22. مَآ أَصَابَ مِن مُّصِيبَةٍ فِى ٱلْأَرْضِ وَلَا فِىٓ أَنفُسِكُمْ إِلَّا فِى كِتَٰبٍ مِّن قَبْلِ أَن نَّبْرَأَهَآ ۚ إِنَّ ذَٰلِكَ عَلَى ٱللَّهِ يَسِيرٌ
mā aṣāba mim muṣībatin fil-arḍi wa lā fī anfusikum illā fī kitābim ming qabli an nabra`ahā, inna żālika ‘alallāhi yasīr
22. Tiada suatu bencanapun yang menimpa di bumi dan (tidak pula) pada dirimu sendiri melainkan telah tertulis dalam kitab (Lauhul Mahfuzh) sebelum Kami menciptakannya. Sesungguhnya yang demikian itu adalah mudah bagi Allah.
Tafsir :
Pada ayat ini Allah Subhanahu wa ta’ala menyebutkan tentang musibah yang menimpa seseorang di dunia ini. Ketahuilah bahwa kehidupan di dunia tidak akan selalu menyenangkan, suatu waktu seseorang akan merasakan sesuatu yang menyedihkan dari kehidupan ini. Siapa pun orang di dunia ini pasti pernah merasakan kesedihan dan kesenangan di dunia ini, tidak ada seorang pun yang murni merasakan kesenangan semata dalam kehidupannya, karena kesedihan dan ketakutan tidak lagi akan dirasakan oleh seseorang ketika dia telah berada di surga. Allah Subhanahu wa ta’ala berfirman,
ادْخُلُوا الْجَنَّةَ لَا خَوْفٌ عَلَيْكُمْ وَلَا أَنْتُمْ تَحْزَنُونَ
“Masuklah kamu ke dalam surga. Tidak ada rasa takut padamu dan kamu tidak pula akan bersedih hati.” (QS. Al-A’raf : 49)

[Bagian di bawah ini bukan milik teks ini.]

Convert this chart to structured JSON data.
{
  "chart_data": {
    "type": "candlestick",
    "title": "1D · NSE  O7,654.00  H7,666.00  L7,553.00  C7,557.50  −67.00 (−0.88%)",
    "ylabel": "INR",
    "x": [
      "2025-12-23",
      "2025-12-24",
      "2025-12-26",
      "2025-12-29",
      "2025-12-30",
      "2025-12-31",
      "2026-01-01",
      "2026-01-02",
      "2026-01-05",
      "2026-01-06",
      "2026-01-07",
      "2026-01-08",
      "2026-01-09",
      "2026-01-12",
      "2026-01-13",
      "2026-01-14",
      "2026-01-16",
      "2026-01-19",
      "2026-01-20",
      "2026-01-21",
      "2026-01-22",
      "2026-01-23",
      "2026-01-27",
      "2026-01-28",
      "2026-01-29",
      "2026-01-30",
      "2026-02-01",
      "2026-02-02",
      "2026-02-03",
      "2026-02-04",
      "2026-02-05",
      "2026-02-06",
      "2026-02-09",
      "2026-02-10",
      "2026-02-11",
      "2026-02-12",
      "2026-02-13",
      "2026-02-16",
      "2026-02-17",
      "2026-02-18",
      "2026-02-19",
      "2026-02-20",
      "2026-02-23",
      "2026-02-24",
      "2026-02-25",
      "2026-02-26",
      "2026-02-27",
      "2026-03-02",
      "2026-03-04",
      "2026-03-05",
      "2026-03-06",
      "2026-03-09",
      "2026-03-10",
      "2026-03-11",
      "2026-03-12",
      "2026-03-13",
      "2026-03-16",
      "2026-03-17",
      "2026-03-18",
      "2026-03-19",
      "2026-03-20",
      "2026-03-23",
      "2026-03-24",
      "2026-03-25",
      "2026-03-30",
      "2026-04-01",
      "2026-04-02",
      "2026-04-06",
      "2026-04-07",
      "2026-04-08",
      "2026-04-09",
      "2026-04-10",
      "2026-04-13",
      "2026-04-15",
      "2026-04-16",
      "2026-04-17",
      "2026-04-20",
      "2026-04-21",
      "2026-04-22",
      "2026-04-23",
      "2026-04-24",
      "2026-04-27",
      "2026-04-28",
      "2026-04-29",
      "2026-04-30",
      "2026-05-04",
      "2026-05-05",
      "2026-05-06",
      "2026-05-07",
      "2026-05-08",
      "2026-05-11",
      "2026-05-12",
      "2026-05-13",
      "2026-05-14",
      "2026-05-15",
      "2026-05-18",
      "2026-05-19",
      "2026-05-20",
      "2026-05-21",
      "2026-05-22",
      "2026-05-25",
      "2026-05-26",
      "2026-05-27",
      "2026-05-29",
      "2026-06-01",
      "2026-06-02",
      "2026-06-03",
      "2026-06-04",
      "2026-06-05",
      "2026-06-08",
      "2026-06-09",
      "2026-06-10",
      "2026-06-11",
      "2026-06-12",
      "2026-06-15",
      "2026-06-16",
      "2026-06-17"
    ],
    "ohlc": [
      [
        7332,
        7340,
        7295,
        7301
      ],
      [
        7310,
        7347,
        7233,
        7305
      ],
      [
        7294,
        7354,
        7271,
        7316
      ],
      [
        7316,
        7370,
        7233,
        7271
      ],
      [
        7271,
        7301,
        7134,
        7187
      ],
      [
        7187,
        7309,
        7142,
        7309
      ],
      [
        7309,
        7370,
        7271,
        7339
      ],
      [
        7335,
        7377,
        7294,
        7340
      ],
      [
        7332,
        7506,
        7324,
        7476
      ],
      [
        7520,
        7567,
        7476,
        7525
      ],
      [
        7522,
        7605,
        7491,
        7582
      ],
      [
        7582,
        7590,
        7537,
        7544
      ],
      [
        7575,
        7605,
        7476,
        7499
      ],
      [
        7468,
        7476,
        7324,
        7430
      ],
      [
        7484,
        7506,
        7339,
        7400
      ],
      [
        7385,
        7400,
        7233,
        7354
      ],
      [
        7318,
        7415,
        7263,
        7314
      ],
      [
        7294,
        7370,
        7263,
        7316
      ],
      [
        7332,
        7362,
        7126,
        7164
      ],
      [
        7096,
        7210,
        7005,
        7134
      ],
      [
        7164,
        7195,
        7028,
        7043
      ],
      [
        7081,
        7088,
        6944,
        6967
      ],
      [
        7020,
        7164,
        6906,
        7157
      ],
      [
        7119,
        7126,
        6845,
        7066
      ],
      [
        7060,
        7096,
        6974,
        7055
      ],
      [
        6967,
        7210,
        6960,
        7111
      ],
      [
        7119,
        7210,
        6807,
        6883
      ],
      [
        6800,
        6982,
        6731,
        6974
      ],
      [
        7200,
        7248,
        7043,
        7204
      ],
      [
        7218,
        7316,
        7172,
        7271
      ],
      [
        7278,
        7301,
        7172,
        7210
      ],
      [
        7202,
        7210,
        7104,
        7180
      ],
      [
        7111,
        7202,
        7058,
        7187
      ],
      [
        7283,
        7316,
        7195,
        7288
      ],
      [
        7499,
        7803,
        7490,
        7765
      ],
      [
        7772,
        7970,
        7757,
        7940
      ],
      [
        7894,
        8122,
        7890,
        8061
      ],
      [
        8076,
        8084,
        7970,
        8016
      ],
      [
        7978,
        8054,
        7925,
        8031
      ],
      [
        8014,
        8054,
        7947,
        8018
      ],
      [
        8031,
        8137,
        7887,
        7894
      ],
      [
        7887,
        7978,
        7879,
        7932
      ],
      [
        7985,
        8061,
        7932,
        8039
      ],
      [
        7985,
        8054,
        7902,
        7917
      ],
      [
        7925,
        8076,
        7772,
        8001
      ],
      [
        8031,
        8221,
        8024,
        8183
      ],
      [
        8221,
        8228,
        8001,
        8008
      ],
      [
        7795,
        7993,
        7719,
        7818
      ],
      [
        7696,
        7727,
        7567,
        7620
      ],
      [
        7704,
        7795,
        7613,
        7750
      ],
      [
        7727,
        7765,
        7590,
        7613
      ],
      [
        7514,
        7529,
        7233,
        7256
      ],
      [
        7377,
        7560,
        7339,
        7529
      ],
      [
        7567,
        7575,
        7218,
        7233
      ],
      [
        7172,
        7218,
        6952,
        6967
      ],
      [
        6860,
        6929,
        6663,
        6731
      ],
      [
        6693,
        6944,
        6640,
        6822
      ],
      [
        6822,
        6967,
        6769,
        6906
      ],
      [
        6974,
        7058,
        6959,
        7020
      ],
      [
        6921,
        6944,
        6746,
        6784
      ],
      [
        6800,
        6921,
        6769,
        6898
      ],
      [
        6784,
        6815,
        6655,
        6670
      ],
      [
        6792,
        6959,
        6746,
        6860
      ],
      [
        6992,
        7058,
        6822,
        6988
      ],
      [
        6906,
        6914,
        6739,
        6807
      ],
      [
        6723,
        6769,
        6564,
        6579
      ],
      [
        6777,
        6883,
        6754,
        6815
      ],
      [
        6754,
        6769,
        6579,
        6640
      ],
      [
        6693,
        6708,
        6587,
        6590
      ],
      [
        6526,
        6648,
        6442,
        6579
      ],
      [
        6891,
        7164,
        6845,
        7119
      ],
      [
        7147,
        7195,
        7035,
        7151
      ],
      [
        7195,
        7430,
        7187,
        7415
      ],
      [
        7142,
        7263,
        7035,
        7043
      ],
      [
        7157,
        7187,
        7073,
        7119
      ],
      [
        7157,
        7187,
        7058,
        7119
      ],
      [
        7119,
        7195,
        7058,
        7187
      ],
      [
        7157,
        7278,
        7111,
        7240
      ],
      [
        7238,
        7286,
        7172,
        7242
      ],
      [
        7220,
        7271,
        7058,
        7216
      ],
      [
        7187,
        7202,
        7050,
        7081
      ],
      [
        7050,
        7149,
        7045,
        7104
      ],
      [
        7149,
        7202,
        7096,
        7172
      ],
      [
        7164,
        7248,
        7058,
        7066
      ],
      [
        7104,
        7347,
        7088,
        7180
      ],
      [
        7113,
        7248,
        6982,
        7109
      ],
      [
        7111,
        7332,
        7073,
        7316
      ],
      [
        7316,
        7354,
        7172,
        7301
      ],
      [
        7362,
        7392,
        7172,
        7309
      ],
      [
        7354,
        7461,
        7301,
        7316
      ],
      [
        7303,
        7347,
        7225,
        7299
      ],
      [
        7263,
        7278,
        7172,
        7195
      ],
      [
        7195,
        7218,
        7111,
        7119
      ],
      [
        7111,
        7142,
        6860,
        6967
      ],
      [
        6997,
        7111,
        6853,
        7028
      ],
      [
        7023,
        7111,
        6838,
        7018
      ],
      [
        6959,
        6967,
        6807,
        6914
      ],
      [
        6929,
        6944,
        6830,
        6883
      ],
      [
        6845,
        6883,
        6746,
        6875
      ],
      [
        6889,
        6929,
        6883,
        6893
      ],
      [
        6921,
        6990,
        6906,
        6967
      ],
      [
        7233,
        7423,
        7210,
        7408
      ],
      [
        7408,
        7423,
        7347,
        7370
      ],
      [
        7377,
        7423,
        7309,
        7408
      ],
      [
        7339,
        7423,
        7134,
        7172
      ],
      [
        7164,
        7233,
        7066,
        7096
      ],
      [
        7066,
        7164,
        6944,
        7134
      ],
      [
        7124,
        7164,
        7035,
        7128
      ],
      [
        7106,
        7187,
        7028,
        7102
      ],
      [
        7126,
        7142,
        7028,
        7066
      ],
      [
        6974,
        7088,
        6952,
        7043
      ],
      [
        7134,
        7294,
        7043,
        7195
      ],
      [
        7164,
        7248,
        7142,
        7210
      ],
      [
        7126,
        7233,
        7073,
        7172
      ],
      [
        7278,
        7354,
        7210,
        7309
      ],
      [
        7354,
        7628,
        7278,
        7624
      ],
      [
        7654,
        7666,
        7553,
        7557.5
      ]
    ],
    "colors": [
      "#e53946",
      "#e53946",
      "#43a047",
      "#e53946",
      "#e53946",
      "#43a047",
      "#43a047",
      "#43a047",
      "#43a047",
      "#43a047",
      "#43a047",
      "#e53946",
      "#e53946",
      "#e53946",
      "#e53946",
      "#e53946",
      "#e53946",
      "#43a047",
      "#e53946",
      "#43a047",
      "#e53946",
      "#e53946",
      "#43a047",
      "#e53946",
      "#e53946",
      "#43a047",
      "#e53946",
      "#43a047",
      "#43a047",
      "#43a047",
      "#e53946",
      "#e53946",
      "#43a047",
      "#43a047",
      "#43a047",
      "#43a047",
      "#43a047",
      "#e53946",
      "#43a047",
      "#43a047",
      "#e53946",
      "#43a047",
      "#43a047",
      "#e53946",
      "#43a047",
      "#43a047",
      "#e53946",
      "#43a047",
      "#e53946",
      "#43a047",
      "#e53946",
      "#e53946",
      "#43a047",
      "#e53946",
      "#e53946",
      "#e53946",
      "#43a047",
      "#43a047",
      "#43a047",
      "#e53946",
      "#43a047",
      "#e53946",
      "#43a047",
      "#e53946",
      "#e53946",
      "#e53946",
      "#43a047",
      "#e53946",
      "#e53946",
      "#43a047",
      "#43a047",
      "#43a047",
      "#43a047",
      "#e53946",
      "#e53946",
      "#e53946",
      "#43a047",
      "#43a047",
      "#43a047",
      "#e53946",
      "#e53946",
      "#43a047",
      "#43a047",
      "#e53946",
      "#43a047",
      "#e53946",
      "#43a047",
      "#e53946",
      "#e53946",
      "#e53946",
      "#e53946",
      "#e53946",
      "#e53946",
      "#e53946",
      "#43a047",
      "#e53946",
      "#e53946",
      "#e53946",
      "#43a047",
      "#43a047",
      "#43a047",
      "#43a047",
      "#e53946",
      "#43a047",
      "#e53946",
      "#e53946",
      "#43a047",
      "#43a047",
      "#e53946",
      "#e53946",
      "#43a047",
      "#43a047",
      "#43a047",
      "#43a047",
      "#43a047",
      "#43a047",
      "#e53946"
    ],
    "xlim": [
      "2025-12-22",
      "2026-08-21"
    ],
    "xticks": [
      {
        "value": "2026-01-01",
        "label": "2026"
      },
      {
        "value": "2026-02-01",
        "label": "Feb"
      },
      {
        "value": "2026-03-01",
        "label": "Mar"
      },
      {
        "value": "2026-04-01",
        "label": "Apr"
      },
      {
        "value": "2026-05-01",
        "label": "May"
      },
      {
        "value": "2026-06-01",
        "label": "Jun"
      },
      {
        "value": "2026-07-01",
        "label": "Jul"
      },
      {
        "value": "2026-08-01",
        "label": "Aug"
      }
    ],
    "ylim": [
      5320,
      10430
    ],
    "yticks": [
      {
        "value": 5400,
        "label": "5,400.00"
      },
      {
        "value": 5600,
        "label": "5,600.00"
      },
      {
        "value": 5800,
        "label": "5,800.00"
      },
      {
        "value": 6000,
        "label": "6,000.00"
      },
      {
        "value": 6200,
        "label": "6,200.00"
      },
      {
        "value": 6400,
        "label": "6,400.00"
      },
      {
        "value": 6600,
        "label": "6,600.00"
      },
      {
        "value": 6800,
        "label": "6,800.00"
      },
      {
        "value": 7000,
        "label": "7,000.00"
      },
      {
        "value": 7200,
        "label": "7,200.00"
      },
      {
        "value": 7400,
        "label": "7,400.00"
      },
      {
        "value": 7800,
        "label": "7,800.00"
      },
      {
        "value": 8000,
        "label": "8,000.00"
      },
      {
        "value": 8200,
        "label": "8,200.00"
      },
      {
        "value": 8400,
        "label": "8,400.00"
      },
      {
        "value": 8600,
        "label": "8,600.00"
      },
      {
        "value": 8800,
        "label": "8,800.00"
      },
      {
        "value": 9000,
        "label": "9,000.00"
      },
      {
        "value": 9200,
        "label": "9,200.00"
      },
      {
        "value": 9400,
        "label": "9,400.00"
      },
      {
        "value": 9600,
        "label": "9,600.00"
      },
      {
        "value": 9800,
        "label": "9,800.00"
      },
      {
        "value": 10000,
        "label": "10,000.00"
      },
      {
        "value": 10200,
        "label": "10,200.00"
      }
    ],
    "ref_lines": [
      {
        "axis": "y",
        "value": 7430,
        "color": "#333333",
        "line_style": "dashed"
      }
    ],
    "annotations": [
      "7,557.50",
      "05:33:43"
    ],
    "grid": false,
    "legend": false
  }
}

Maka siapa pun dia, baik raja, presiden, menteri, da’i, bahkan para Nabi, selama mereka hidup di dunia pasti akan mengalami kesedihan, kekhawatiran, dan ketakutan.
Oleh karena itu, ayat ini menjelaskan tentang bagaimana cara kita menyikapi musibah yang menimpa diri kita.
Firman Allah Subhanahu wa ta’ala,
مَا أَصَابَ مِنْ مُصِيبَةٍ فِي الْأَرْضِ وَلَا فِي أَنْفُسِكُمْ إِلَّا فِي كِتَابٍ مِنْ قَبْلِ أَنْ نَبْرَأَهَا إِنَّ ذَلِكَ عَلَى اللَّهِ يَسِيرٌ
“Setiap bencana yang menimpa di bumi dan yang menimpa dirimu sendiri, semuanya telah tertulis dalam Kitab (Lauhil Mahfudzh) sebelum Kami mewujudkannya. Sungguh, yang demikian itu mudah bagi Allah.”
Pada ayat ini Allah Subhanahu wa ta’ala menyebutkan bahwa seluruh musibah yang menimpa bumi seperti gempa bumi; banjir; atau kekeringan, dan seluruh musibah yang menimpa diri kita sendiri seperti sakit; cacat; atau musibah terkait anak dan istri, semuanya telah Allah tuliskan di al-Lauhul Mahfudzh sebelum Allah Subhanahu wa ta’ala menciptakan musibah tersebut, dan hal tersebut sangat mudah bagi Allah Subhanahu wa ta’ala. Oleh karena itu, ayat ini berbicara tentang iman kepada takdir, bahwasanya semua apa yang terjadi itu telah ditakdirkan oleh Allah Subhanahu wa ta’ala. Tidak ada satu musibah pun yang menimpa diri kita, harta kita, dan keluarga kita kecuali hal tersebut telah tercatat di Lauhil Mahfudzh.